A morte, para nós espíritas, é um
fenômeno natural, que não o desejamos, mas que o compreendemos, e apesar
dessa compreensão, não estamos livres da perturbação natural da
transição. Não temos credenciais de uma boa morte, dado que esta se
vincula ao aspecto moral, como ilustrado no trecho da obra “Voltei”

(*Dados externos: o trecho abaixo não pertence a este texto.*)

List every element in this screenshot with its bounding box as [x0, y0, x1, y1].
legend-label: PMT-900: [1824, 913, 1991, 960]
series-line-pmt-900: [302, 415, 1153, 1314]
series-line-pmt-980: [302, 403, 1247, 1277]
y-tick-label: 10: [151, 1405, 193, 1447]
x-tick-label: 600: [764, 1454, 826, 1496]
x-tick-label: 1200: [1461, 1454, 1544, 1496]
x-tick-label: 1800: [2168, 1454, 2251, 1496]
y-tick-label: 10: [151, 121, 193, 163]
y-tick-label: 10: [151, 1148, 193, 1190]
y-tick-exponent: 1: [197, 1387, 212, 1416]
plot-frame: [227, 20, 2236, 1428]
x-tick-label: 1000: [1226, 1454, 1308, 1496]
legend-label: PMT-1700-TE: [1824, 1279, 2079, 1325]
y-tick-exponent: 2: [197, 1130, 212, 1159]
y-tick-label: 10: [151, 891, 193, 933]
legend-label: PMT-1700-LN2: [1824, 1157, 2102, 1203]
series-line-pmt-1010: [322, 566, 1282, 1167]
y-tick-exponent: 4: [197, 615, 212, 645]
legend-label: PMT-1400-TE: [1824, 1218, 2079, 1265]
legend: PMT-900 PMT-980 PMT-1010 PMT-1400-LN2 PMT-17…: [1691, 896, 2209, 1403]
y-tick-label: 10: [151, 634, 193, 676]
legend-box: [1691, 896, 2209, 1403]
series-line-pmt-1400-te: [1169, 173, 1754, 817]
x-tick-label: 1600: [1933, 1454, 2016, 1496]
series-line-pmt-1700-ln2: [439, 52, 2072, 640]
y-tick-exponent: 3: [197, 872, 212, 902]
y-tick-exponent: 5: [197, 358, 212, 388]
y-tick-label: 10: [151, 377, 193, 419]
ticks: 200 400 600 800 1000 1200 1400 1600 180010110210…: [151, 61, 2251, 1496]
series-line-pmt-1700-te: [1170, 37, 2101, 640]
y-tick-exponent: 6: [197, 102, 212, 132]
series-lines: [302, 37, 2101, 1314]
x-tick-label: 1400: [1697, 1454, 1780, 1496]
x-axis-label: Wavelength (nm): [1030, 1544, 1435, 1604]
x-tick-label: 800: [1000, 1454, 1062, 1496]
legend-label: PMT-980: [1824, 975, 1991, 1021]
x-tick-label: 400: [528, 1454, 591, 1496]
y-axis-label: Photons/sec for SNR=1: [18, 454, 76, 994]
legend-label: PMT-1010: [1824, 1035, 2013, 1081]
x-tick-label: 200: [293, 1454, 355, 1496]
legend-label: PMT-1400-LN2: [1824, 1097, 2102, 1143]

(Irmão Jacob na pena de Chico Xavier), que narra a volta de operoso
trabalhador espírita: “Quantas vezes; julguei que morrer constituísse
mera libertação, que a alma, ao se desvencilhar dos laços carnais,
voejaria em plena atmosfera usando as faculdades volitivas! Entretanto,
se é fácil alijar o veículo físico, é muito difícil abandonar a velha
morada do mundo. Posso hoje dizer que os elos morais são muito mais
fortes que os liames da carne e, se o homem não se preparou,
convenientemente, para a renúncia aos hábitos antigos e comodidades dos
sentidos corporais, demorar-se-á preso ao mesmo campo de luta em que a
veste de carne se decompõe e desaparece. “
Seria ilusório acharmos que a boa
morte seria um privilégio nosso, por termos o conhecimento espírita! A
vinculação com a conduta terrena é límpida no processo de preparação
para uma boa morte! Da mesma forma, a doutrina espírita aponta a
inexistência de santificações no momento da partida e indica sim o fim
de um ciclo reencarnatório, no qual continuamos sendo nós mesmos, apenas
concluintes de uma etapa importante e se ajustando a uma nova
realidade, a vida espiritual.
Sobre essa questão, merece destaque
também as palavras do espírito Emmanuel, na obra “O Consolador”, também
psicografada por Chico Xavier: “A morte não prodigaliza estados
miraculosos para a nossa consciência. Desencarnar é mudar de plano, como
alguém que se transferisse de uma cidade para outra, aí no mundo, sem
que o fato lhe altere as enfermidades ou as virtudes com a simples
modificação dos aspectos exteriores. Importa observar apenas a ampliação
desses aspectos, comparando-se o plano terrestre com a esfera de ação
dos desencarnados.”
Inimigos continuam inimigos, nós
continuamos com a nossa bagagem de imperfeições e apenas apeamos do
trem, para se preparar para um novo estágio de nossa existência. Como
toda transição, é complicada...Após a morte, na outra vida, nos
encontraremos com nós mesmos, pois “(...) se queres conhecer o lugar que te espera, depois da morte, examina o que fazes contigo mesmo nas horas livres.”, nas palavras também de Emmanuel, na obra “Justiça Divina”:
Assim, um preparo para a boa morte não
implica em negar esse fenômeno, ou ainda, colocá-lo no centro de nossas
preocupações. Faz-se mister enxergá-lo como uma ocorrência inexorável
da vida, uma transição de planos que já enfrentamos outras vezes e que
está subordinado, estritamente, a nossa conduta terrena, na construção
da reforma íntima e na superação das diferenças de nosso passado
reencarnatório.
Vivamos a nossa vida, com trabalho e
alegria, amando e sendo amados, sem esquecer que um dia retornaremos a
pátria espiritual, que longe de ser um céu ou um inferno, é uma nova
etapa de existência, na vida que continua. Teremos a nossa transição,
encontraremos os que nos precederam, e teremos uma boa morte,
sorridentes, se tivemos uma boa vida, fazendo o nosso próximo sorrir.